Any ORM DSL. SQL is just fine.
Any version of ES20xx that's incompatible with TypeScript.
Scala. Tried it, abused it, went back and couldn't even read my own writing. I think it could be good in the right hands, those being someone who can design good languages for humans to use for each purpose. I haven't met many of them, mostly folks who just want to make a DSL using any/every feature available to do so.
(More generally: I'm pretty firmly in the camp of "terse code tends to be easier to read and reason about", and don't want language designers nudging me to break expressions up and name intermediates).
I know, large teams make it work. It still is a source of potential headaches that I don't need.
But, you know, stuff happens. Somebody's machine loses the hard drive; in the process of building the new hard drive, they miss restoring the configuration for their editor. Somebody else installs a new editor, and forgets that configuration matters. A new employee gets hired, and doesn't know either how or why to configure properly. And behold, bugs get introduced invisibly.

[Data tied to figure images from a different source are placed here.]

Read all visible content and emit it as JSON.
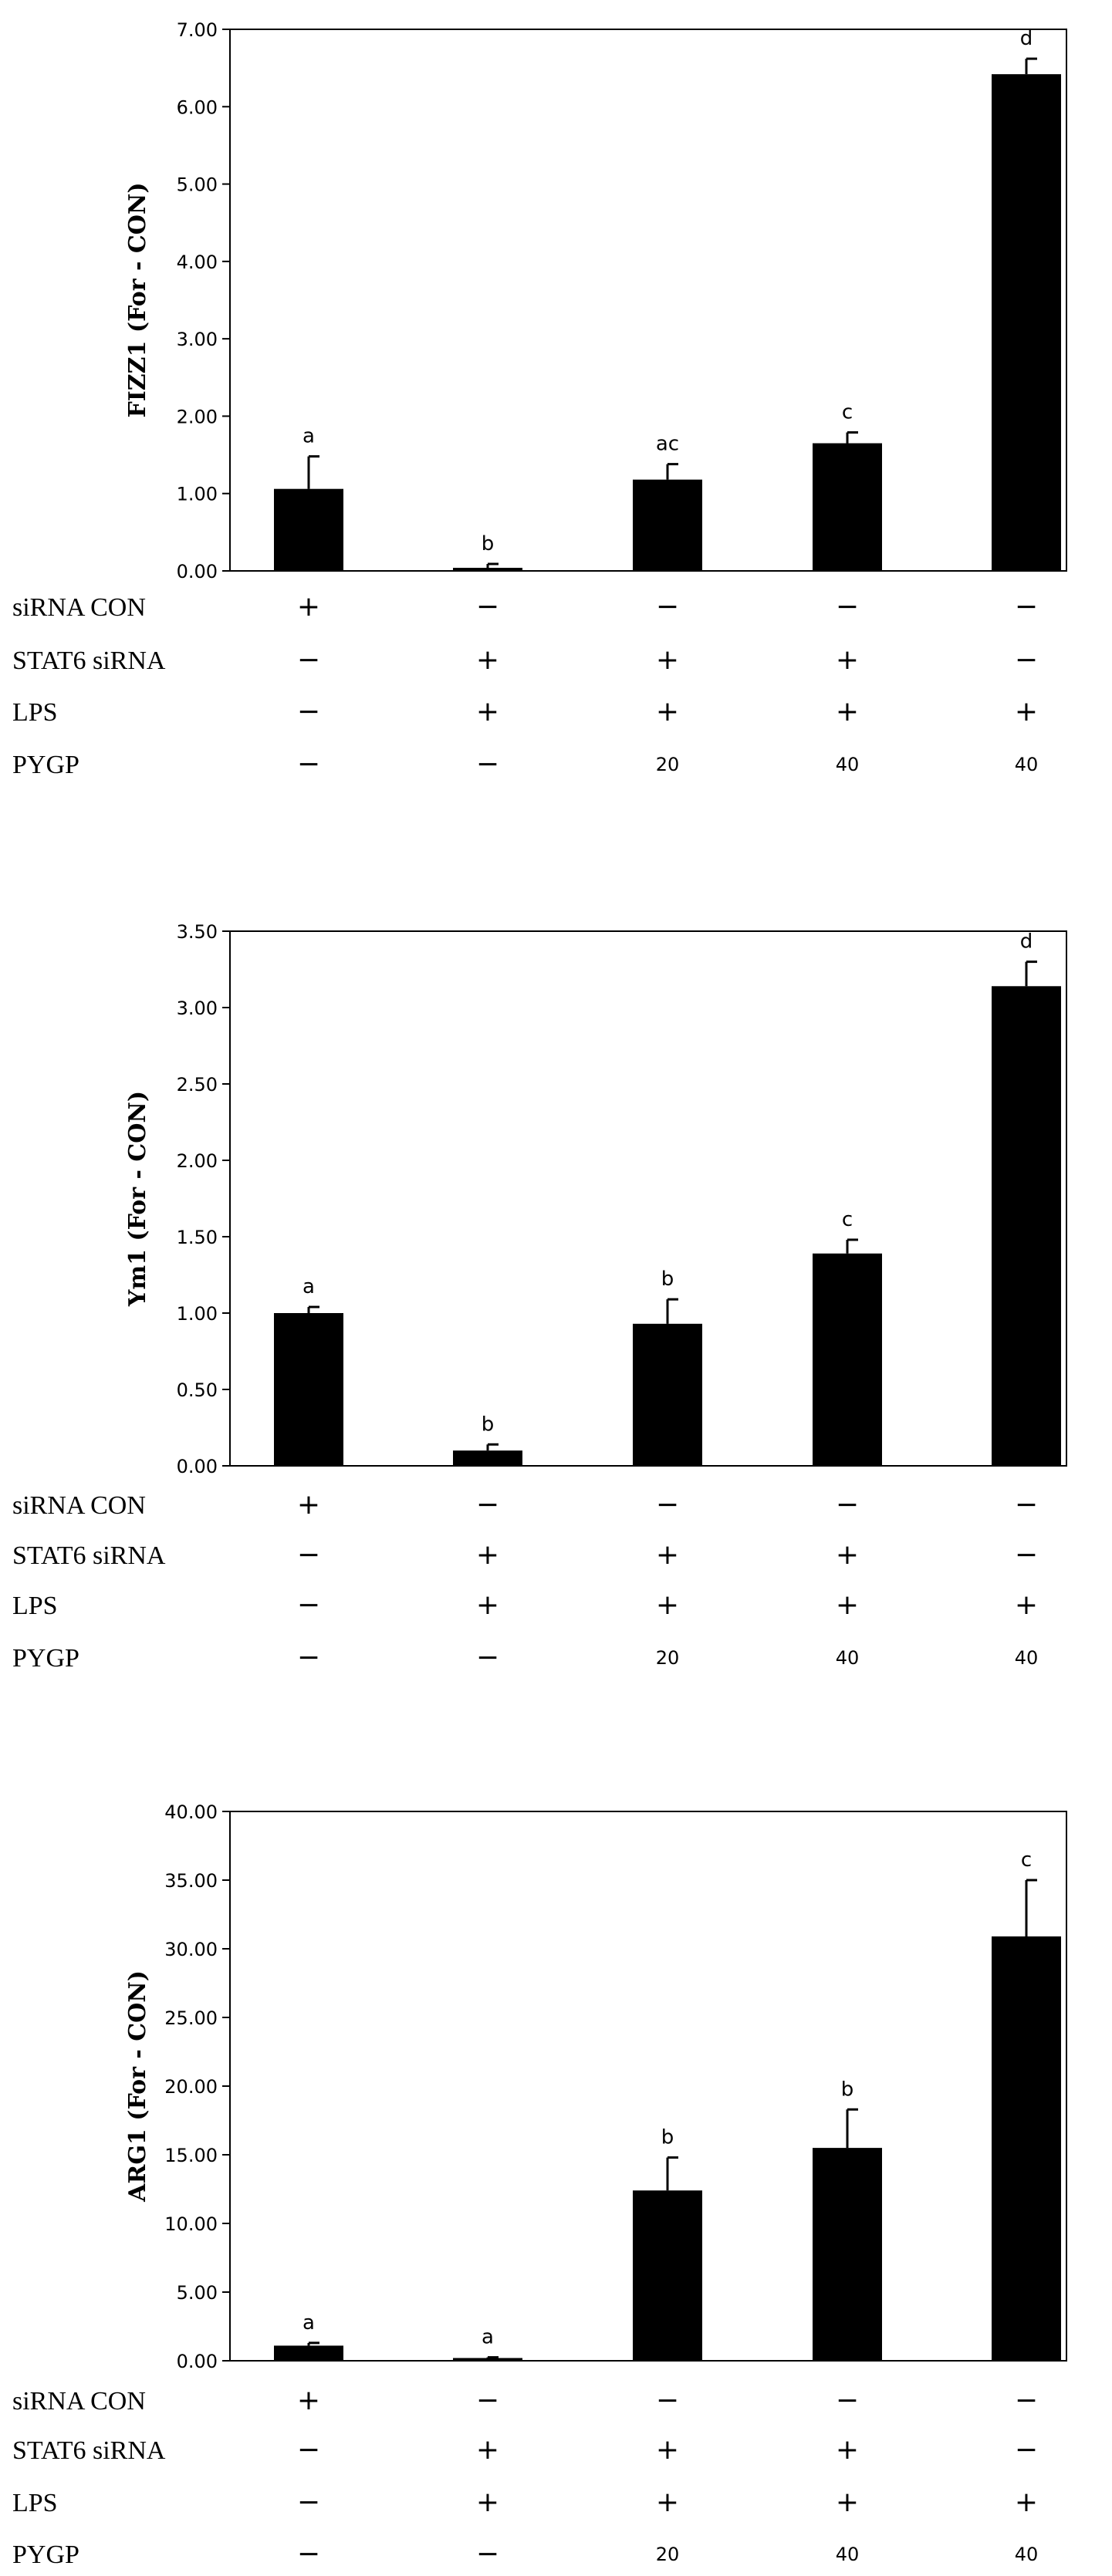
{
  "chart_data": [
    {
      "type": "bar",
      "ylabel": "FIZZ1 (For - CON)",
      "ylim": [
        0,
        7
      ],
      "yticks": [
        "0.00",
        "1.00",
        "2.00",
        "3.00",
        "4.00",
        "5.00",
        "6.00",
        "7.00"
      ],
      "values": [
        1.06,
        0.04,
        1.18,
        1.65,
        6.42
      ],
      "errors": [
        0.42,
        0.05,
        0.2,
        0.14,
        0.2
      ],
      "sig_labels": [
        "a",
        "b",
        "ac",
        "c",
        "d"
      ],
      "bar_color": "#000000",
      "grid": false,
      "rows": [
        {
          "label": "siRNA CON",
          "cells": [
            "+",
            "−",
            "−",
            "−",
            "−"
          ]
        },
        {
          "label": "STAT6 siRNA",
          "cells": [
            "−",
            "+",
            "+",
            "+",
            "−"
          ]
        },
        {
          "label": "LPS",
          "cells": [
            "−",
            "+",
            "+",
            "+",
            "+"
          ]
        },
        {
          "label": "PYGP",
          "cells": [
            "−",
            "−",
            "20",
            "40",
            "40"
          ]
        }
      ]
    },
    {
      "type": "bar",
      "ylabel": "Ym1 (For - CON)",
      "ylim": [
        0,
        3.5
      ],
      "yticks": [
        "0.00",
        "0.50",
        "1.00",
        "1.50",
        "2.00",
        "2.50",
        "3.00",
        "3.50"
      ],
      "values": [
        1.0,
        0.1,
        0.93,
        1.39,
        3.14
      ],
      "errors": [
        0.04,
        0.04,
        0.16,
        0.09,
        0.16
      ],
      "sig_labels": [
        "a",
        "b",
        "b",
        "c",
        "d"
      ],
      "bar_color": "#000000",
      "grid": false,
      "rows": [
        {
          "label": "siRNA CON",
          "cells": [
            "+",
            "−",
            "−",
            "−",
            "−"
          ]
        },
        {
          "label": "STAT6 siRNA",
          "cells": [
            "−",
            "+",
            "+",
            "+",
            "−"
          ]
        },
        {
          "label": "LPS",
          "cells": [
            "−",
            "+",
            "+",
            "+",
            "+"
          ]
        },
        {
          "label": "PYGP",
          "cells": [
            "−",
            "−",
            "20",
            "40",
            "40"
          ]
        }
      ]
    },
    {
      "type": "bar",
      "ylabel": "ARG1 (For - CON)",
      "ylim": [
        0,
        40
      ],
      "yticks": [
        "0.00",
        "5.00",
        "10.00",
        "15.00",
        "20.00",
        "25.00",
        "30.00",
        "35.00",
        "40.00"
      ],
      "values": [
        1.1,
        0.2,
        12.4,
        15.5,
        30.9
      ],
      "errors": [
        0.2,
        0.05,
        2.4,
        2.8,
        4.1
      ],
      "sig_labels": [
        "a",
        "a",
        "b",
        "b",
        "c"
      ],
      "bar_color": "#000000",
      "grid": false,
      "rows": [
        {
          "label": "siRNA CON",
          "cells": [
            "+",
            "−",
            "−",
            "−",
            "−"
          ]
        },
        {
          "label": "STAT6 siRNA",
          "cells": [
            "−",
            "+",
            "+",
            "+",
            "−"
          ]
        },
        {
          "label": "LPS",
          "cells": [
            "−",
            "+",
            "+",
            "+",
            "+"
          ]
        },
        {
          "label": "PYGP",
          "cells": [
            "−",
            "−",
            "20",
            "40",
            "40"
          ]
        }
      ]
    }
  ]
}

That won't happen often. It will happen more than zero, though. And when it does, it's a headache I don't need.
I also don't like go, because go forces to put curved bracket on the same line, whereas I use the Allman style everywhere.
With Allman, I can vertically align a pair of brackets, This helps me to see the scope they define.
Related to this, I am sad to see Swift (seemingly) taking over from Obj-C. I really liked it years ago and it has a special place in my heart.